Syllabus du séminaire
Co-organisé par le LabSIC (Laboratoire des Sciences de l’information et de la communication, Université Sorbonne Paris Nord, France) et le CRICIS (Centre interuniversitaire sur la communication, l’information et la société, Québec, Canada), le séminaire Genre(s) et méthodes (GEM) s’attache à étudier les questions féministes, intersectionnelles et de genre(s) en termes de méthodes, méthodologies et épistémologies. Concept transdisciplinaire fluide et non figé, le genre – ou les genres, pour échapper à un fonctionnement social binaire – a fait l’objet de travaux qui, en proposant un décentrement radical, ont transformé le paysage des sciences sociales et humaines tout au long du XXe siècle. Ce séminaire a pour objectif de proposer un espace pour discuter des apports de ces études à la pratique scientifique. Nous y discutons des façons de faire de la recherche lorsqu’on travaille sur le(s) genre(s), de ses / leurs articulations avec d’autres formes de minoration, et du pouvoir critique de cet outil pour désessentialiser le monde social. Cherchant à soustraire la réflexion à la pensée universaliste, nous y décentrons les regards pour aborder les questions de luttes, de résistances, à l’exemple de celles de corps racisés qui subissent différents rapports de domination. Nous réfléchissons à la façon dont sont opérés les décentrements des concepts et aux démarches mises en œuvre pour déconstruire les normes dominantes sur les identités de genre, les sexualités et d’autres rapports de pouvoir comme la classe ou la race.
Pluriels, les questionnements portent sur la capacité à penser le positionnement de la chercheuse ou du chercheur, son engagement, sa subjectivité, le dévoilement de biais en termes de production ou d’interprétation de données, la réflexivité sur ces biais en tant que ressources heuristiques, épistémiques ou politiques, les questions éthiques soulevées par des objets perçus comme impurs, ou encore l’historiographie ou l’analyse du caractère genré d’un objet ou d’un dispositif d’enquête… Il s’avère pertinent de mettre au jour et d’analyser les façons dont le(s) genre(s) – ainsi que les concepts qui lui / leur sont rattaché(s) – sont travaillés et reconstruits par le terrain…

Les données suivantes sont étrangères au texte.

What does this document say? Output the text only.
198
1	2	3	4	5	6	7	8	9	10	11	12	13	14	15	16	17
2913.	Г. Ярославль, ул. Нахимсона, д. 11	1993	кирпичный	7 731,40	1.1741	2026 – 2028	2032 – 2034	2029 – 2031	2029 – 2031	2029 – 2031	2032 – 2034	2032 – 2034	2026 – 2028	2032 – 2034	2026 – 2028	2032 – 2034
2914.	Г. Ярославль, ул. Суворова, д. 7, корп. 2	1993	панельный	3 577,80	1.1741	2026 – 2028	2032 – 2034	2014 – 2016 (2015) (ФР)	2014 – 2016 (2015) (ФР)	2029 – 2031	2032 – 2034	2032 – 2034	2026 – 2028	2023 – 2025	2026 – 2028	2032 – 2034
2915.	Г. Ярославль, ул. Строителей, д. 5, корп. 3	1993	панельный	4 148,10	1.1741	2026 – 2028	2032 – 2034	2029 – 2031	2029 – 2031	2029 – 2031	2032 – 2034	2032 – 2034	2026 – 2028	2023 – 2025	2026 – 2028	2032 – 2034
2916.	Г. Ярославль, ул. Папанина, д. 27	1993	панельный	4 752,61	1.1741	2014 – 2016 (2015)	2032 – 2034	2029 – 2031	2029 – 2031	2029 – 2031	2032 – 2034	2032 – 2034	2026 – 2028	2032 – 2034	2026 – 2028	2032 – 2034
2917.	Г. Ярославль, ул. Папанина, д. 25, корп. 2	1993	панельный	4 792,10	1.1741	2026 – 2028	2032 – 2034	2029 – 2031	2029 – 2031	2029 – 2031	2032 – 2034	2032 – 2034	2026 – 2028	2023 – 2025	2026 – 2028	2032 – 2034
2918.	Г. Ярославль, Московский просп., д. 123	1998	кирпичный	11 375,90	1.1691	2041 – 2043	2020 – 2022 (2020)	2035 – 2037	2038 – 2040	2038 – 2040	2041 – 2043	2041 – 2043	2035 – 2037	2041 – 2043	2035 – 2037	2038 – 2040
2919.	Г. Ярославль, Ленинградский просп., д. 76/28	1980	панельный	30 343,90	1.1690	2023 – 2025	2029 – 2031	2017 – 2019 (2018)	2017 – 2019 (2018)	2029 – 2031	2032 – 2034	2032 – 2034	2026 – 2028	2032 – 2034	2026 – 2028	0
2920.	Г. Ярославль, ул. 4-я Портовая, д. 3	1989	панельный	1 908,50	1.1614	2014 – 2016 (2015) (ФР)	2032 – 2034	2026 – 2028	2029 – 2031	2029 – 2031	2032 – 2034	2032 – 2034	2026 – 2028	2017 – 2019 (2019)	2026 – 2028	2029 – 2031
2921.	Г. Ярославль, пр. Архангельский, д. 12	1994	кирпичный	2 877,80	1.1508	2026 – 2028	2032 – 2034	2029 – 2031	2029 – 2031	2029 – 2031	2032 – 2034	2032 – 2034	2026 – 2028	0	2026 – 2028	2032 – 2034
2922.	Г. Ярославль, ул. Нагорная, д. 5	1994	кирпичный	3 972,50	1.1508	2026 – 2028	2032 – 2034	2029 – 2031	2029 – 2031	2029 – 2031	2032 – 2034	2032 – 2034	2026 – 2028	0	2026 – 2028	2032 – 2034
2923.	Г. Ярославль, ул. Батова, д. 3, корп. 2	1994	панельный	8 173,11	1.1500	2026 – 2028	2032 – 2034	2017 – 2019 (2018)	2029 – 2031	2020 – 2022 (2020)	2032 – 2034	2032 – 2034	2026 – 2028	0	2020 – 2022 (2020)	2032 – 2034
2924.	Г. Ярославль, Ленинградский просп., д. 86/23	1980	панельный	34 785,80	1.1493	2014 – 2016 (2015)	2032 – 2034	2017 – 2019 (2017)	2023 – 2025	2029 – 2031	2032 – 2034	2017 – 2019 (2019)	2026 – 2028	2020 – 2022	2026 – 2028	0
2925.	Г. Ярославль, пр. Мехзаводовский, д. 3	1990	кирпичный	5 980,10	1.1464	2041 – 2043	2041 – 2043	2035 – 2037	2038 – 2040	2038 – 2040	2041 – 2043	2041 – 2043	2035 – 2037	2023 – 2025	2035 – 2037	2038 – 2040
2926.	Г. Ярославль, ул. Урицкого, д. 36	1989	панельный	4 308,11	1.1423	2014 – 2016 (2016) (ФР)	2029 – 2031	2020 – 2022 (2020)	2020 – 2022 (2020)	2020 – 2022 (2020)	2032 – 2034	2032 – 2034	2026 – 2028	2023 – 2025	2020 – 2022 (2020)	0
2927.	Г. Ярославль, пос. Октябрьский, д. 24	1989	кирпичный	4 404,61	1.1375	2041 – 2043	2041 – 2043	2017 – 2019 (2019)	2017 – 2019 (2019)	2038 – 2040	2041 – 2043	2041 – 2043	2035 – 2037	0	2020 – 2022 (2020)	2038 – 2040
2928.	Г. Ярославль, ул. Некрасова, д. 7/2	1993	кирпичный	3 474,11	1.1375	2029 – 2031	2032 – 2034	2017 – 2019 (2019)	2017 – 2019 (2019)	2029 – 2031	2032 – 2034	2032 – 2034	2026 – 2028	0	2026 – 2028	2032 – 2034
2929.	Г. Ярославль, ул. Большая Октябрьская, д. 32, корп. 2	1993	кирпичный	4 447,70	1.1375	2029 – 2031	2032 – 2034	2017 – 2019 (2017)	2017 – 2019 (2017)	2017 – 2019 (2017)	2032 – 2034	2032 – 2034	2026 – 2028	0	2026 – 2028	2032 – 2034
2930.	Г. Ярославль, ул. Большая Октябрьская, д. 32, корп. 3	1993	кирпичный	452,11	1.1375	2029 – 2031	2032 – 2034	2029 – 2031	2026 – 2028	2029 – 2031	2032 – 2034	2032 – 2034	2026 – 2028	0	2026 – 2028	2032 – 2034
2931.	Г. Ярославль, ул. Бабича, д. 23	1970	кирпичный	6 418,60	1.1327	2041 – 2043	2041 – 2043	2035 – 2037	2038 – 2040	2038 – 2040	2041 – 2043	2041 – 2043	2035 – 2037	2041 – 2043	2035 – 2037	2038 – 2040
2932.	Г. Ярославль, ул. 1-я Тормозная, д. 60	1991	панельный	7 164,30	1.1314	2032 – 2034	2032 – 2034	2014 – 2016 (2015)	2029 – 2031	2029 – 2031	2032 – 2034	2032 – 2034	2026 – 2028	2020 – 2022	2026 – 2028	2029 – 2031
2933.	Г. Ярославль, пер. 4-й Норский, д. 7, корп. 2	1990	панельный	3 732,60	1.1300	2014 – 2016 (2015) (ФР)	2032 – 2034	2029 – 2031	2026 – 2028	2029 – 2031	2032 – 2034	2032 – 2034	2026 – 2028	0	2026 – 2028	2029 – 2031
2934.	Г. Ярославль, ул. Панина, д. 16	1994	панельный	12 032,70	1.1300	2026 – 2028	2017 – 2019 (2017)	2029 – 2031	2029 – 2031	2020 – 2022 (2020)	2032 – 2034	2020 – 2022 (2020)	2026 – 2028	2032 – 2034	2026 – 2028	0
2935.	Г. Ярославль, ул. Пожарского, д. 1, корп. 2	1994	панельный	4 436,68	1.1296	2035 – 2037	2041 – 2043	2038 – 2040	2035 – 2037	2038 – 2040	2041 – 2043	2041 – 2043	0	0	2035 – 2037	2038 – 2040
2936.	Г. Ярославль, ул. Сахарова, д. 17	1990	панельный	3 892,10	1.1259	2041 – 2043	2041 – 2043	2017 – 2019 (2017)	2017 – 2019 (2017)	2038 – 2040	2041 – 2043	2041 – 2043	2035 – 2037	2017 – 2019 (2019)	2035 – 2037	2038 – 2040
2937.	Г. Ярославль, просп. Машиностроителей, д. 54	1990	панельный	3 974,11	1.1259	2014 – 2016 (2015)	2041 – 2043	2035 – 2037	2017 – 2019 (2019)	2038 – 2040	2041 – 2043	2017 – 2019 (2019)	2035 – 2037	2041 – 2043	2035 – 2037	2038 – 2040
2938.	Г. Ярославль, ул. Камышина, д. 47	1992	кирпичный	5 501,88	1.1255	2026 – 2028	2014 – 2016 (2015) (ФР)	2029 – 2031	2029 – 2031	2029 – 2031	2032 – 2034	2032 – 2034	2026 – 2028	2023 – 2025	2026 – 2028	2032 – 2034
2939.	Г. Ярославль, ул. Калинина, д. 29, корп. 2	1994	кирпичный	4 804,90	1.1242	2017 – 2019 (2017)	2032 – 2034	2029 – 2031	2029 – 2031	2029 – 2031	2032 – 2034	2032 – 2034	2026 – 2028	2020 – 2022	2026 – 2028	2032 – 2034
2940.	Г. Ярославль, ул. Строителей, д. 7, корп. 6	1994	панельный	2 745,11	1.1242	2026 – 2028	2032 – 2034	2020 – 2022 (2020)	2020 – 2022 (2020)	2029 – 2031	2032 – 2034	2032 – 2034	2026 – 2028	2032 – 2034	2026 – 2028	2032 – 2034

Enfin, cet espace de dialogue a aussi pour vocation d’interroger la possible singularité des méthodes, méthodologies et épistémologies des approches par le genre et des études féministes et intersectionnelles. Ce séminaire met en lumière des travaux s’inscrivant dans les champs des médias et de la communication, et plus largement en sciences humaines et sociales (sociologie, histoire, anthropologie, sciences politiques ou philosophie…).